Setelah kematiannya,
teman-teman Sadako menerbitkan kumpulan surat-surat dalam rangka untuk membantu
mengumpulkan dana untuk membangun kembali Kota Hiroshima dan peringatan kepada semua
anak-anak yang telah mati akibat bom atom. Pada 1958, sebagai simbol dari
dampak dari perang nuklir itu dibuatlah sebuah patung Sadako Sasaki yang dibuat
didepan Peace Memorial Park di Hiroshima. Dia dan semua anak-anak yang dibunuh
oleh bom atom itu menyertakan sebuah surat yang diukir pada ukiran batu yang
bertuliskan “Ini adalah teriakan kami, ini adalah doa kami untuk perdamaian di
dunia."
Diceritakan, dikatakan di
beberapa sekolah di Jepang mendedikasikan satu hari dalam setahun, yaitu pada 6
Agustus sebagai hari "Perdamaian Tahunan" untuk mengenang Sadako
Sasaki dan orang-orang yang telah menjadi korban dari bom Hiroshima. Setiap
hari peringatannya, cranes terus dibuat oleh anak-anak dari seluruh Jepang
dengan harapan untuk perdamaian.
これはぼくらの叫びです これは私たちの祈りです 世界に平和をきずくための. (Kore wa bokura no sakebi desu. Kore wa watashitachi no inori desu. Sekai ni heiwa o kizuku tame no).
"Ini adalah seruan kami. Ini adalah doa kami. Untuk membangun kedamaian di dunia."
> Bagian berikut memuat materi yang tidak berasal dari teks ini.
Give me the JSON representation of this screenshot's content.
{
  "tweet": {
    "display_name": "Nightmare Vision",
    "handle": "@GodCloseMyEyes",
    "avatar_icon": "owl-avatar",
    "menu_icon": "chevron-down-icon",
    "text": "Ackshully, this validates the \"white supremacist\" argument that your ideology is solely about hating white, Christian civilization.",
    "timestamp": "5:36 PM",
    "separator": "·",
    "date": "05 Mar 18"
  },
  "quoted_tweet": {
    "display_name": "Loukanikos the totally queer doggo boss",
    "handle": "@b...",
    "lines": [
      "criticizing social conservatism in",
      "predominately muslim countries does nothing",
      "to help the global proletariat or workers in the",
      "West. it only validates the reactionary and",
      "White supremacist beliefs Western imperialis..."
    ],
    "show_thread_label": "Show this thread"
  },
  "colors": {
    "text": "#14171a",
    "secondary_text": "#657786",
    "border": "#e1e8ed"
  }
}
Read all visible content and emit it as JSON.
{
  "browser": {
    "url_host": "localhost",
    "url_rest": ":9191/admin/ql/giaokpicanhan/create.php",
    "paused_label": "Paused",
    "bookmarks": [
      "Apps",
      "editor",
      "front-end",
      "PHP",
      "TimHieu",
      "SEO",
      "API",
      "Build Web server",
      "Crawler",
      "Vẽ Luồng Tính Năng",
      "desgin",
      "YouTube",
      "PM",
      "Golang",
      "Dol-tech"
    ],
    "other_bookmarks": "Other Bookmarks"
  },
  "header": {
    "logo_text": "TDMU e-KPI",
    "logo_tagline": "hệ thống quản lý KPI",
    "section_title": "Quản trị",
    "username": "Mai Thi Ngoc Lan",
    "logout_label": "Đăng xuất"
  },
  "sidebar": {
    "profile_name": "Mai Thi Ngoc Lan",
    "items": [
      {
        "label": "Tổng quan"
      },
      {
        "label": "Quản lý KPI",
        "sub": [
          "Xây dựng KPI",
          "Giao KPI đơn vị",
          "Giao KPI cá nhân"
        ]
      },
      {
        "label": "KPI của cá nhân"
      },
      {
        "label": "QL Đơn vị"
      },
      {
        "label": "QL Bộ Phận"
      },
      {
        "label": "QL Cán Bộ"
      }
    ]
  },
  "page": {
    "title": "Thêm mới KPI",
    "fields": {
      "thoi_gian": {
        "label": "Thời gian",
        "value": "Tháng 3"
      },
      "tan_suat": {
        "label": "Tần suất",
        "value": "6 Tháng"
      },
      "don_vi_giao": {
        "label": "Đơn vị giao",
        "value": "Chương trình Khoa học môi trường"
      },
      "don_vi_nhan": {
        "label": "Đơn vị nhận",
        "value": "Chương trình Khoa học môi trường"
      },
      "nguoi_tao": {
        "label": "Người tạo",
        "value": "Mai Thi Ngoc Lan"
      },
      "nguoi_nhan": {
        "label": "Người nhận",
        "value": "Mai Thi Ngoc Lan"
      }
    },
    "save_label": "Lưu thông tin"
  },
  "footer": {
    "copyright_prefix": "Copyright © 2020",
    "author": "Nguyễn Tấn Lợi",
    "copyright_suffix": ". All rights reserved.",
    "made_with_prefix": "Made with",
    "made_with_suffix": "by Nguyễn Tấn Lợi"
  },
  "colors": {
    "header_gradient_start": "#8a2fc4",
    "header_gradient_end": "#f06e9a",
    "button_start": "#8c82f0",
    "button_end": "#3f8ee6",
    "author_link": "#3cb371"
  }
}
その後、鳥の紙の魂、飛行、ねじれや追い越し、空間、距離と時間の次元に、彼らの要求を許可する… とマニフェストに、同じの大きな夢と希望を持つ別の人間の子を探します!(Sonogo, tori no kami no tamashī, hikō, nejire ya oikoshi, kūkan, kyori to jikan no jigen ni, karera no yōkyū o kyoka suru… To manifesuto ni, onaji no ōkina yumetokibō o motsu betsu no ningen no ko o sagashimasu!)
"Jiwa-jiwa burung kertas, kemudian terbang, meliuk dan menyalip, ke dalam dimensi ruang, jarak dan waktu, mengabulkan permintaan mereka… dan mencari anak manusia lain dengan mimpi serta harapan besar yang sama, untuk di wujudkan!”